Un témoignage très, très intéressant de JEAN BUTEAU:
"Le texte concernant "Quitter le Qc" me touche beaucoup car contrairement à la majorité qui s'exprime sur ce site et sur votre blog, j'ai bel et bien quitté le Qc. J'habite NY, en plein coeur de Manhattan et je peux donc parler en connaissance de cause.
Aussi, cette discussion m'anime puisque j'ai maintenant l'opportunité de revenir au Qc (les emplois sont rares dans mon domaine) et mon épouse et moi sommes à peser les "pour et les contre".
En effet, vivre à l'étranger permet de mettre en lumière les défauts de notre société québécoise… et oui, l'herbe nous semble plus verte ici, chez le voisin. Je vais donc parler de MA propre expérience car elle sera différente pour tous et chacun (on ne peut comparer NY à San Francisco, par exemple!).
Oui, le fardeau fiscal nous semble anormalement élevé au Qc. Ici, je me sens plus riche car je paie environ seulement 20 % d'impôt (NY State + USA, combinés). Aussi, il n'y a pas de TPS/TVQ à 15 %.
Toutefois, en contre partie, nous ne bénéficions pas des mesures sociales dont jouissent les Québécois. Un deux et demi se loue donc 2000 US $. Il n'y a pas de garderie à 5 $. Il faut allonger 15 000 US $ à 20 000 US $ par enfant pour les faire garder de 9 à 5.
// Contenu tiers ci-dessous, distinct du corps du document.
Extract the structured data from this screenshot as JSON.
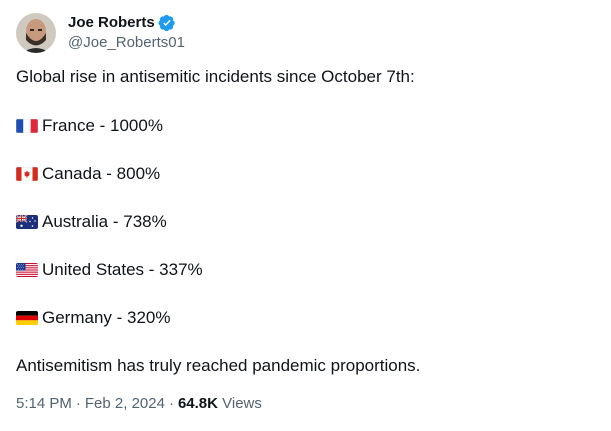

Oui, le système scolaire québécois est en ruine. Les conditions sont bien meilleures ici. Les classes comptent 20 élèves et non pas 30. Il y a plein de sorties et d'activités parascolaires. Il y a plus de budget pour les orthopédagogues et il y a même des assistants-professeurs dans les classes. Cette réalité est loin de celle du Qc, vous en conviendrez!
Les universités sont ultra-modernes, les départements regorgent d'argent et des "Prix Nobels" vous enseignent la biologie. Par contre, ils vous en coûtera 30 000 US $ pour envoyer votre enfant à la renommee Columbia University in the City of New York.
Bien sûr, nous n'avons pas de système de santé gratuit comme c'est le cas au Qc. Ici, il faut se prémunir d'une assurance privée. Cela coûte environ 3000 US $ par année par famille. Sans assurance, on peut mourir sur le trottoir devant l'hôpital car il est impossible d'obtenir des soins (en fait, il est impossible d'entrer dans l'hôpital, gardé par des agents de sécurité!!!).
Les gens sans assurance ne peuvent se payer de médicaments et ils est donc courant, dans la population peu fortunée, de rencontrer des diabétiques non-traités, par exemple. En fonction de l'assurance qui vous couvre (parce que certaines sont meilleures que d'autres, bien sûr!), certains actes médicaux sont couverts a 100 %, d'autres en partie et finalement d'autres pas du tout.
Ça devient un exercice de magasinage car votre assurance couvre aussi seulement les médecins affiliés à son réseau. Il faut donc s'assurer de trouver un medecin ou spécialiste couvert dans notre région.
Mais une fois entré dans le système, un Québécois ne peut que s'émerveiller!
Les hôpitaux sont à la fine pointe de la technologie. On peut rencontrer un spécialiste en seulement quelques jours. On n'attend pas plus d'une heure.
Le patient est un client, il est traité comme un roi puisqu'au fond, l'hôpital est devenu un business à but hautement lucratif. Mon épouse a été suivie étroitement tout au cours de sa grossesse, a bénéficié des nouvelles techniques d'imagerie, etc. Et pour vous dire, elle a accouché dans une chambre privée qui ressemblait plus à une suite d'un hôtel luxueux qu'à une chambre d'hôpital (plancher de bois franc, sofas en cuirs, écran plasma sur le mur, immense salle de bain avec douche walk-in).
En somme, oui, la vie est bonne aux USA. À condition de faire partie de la classe sociale privilégiée (la classe moyenne disparaît tranquillement).
Voila pourquoi les avantages sociaux d'un emploi sont plus importants que le salaire lui-même. Il n'est pas rare pour un employeur de fournir l'assurance, un rabais pour les cours universitaires et de subventionner une partie du loyer.
Un petit côté de moi trouve inhumain cette situation et je fais donc face à un étrange dilemme éthique: Dois-je renier une vie meilleure parce qu'elle est injuste pour mon voisin défavorisé?
Pourrais-je rester ici et être confortable dans une société avec tant d'inégalités sociales, même si je suis l'un des favorisés?"